Commonwealth also made it a point to explain its policy tightening, with 88% of the book originated under tightened standards since FY16.

In FY23, CBA made some key serviceability changes, including:

  • Tightened LVR limits for high value properties
  • Updated post code level appetite to current economic cycle
  • Updated rental income shading and maximum yield to market cycle
  • Allowed latest year financials for high-quality self-employed segments
  • Increased serviceability floor rate

There was also a modest uptick in arrears but overall, it remained low. This was mainly felt across borrowers susceptible to the impact of higher cost of living and interest rates such as young people and those on low income.
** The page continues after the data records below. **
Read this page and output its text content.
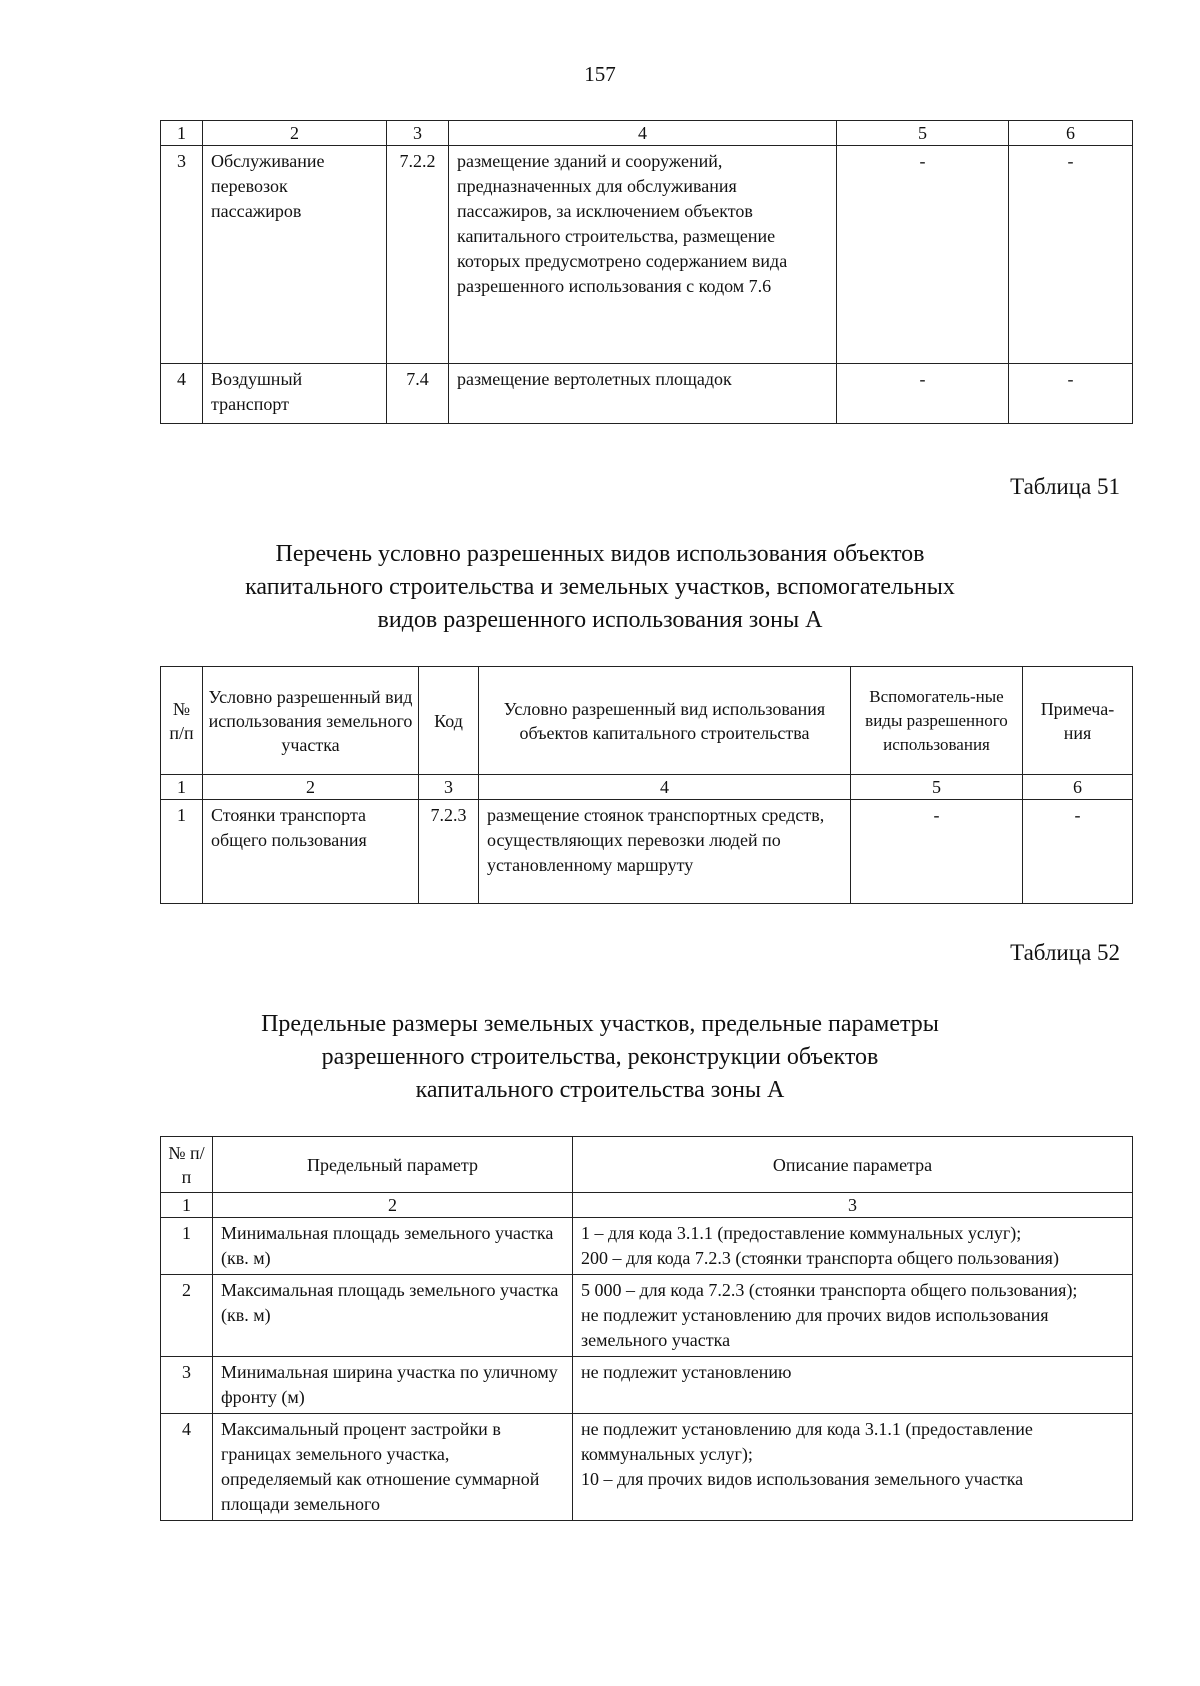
157
1	2	3	4	5	6
3	Обслуживание перевозок пассажиров	7.2.2	размещение зданий и сооружений, предназначенных для обслуживания пассажиров, за исключением объектов капитального строительства, размещение которых предусмотрено содержанием вида разрешенного использования с кодом 7.6	-	-
4	Воздушный транспорт	7.4	размещение вертолетных площадок	-	-
Таблица 51
Перечень условно разрешенных видов использования объектов
капитального строительства и земельных участков, вспомогательных
видов разрешенного использования зоны А
№ п/п	Условно разрешенный вид использования земельного участка	Код	Условно разрешенный вид использования объектов капитального строительства	Вспомогатель-ные виды разрешенного использования	Примеча-ния
1	2	3	4	5	6
1	Стоянки транспорта общего пользования	7.2.3	размещение стоянок транспортных средств, осуществляющих перевозки людей по установленному маршруту	-	-
Таблица 52
Предельные размеры земельных участков, предельные параметры
разрешенного строительства, реконструкции объектов
капитального строительства зоны А
№ п/п	Предельный параметр	Описание параметра
1	2	3
1	Минимальная площадь земельного участка (кв. м)	1 – для кода 3.1.1 (предоставление коммунальных услуг);
200 – для кода 7.2.3 (стоянки транспорта общего пользования)

2	Максимальная площадь земельного участка (кв. м)	5 000 – для кода 7.2.3 (стоянки транспорта общего пользования);
не подлежит установлению для прочих видов использования земельного участка

3	Минимальная ширина участка по уличному фронту (м)	не подлежит установлению

4	Максимальный процент застройки в границах земельного участка, определяемый как отношение суммарной площади земельного	не подлежит установлению для кода 3.1.1 (предоставление коммунальных услуг);
10 – для прочих видов использования земельного участка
Commonwealth Bank of Australia: Financial strain to continue in 2024

While 2023 was “increasingly challenging”, Comyn said CBA expects “financial strain to continue” into 2024 with an uptick in arrears and impairments.

“The economy has been fairly resilient, supported by a strong labour market, savings and repayment buffers, population growth and relatively high commodity prices,” Comyn said.

“However, downside risks are building as slowing demand and persistent inflation impact Australian businesses. Ongoing geopolitical tensions also create uncertainty.”

Comyn said the company remains well provisioned and capitalised, with capacity to navigate an uncertain economic environment.

“We will stay focused on our customers, offering personalised support and financial flexibility, and we will continue to invest in our franchise,” he said.

“We remain optimistic about the outlook for the Australian economy and we remain focused on executing our strategy to deliver on our purpose.”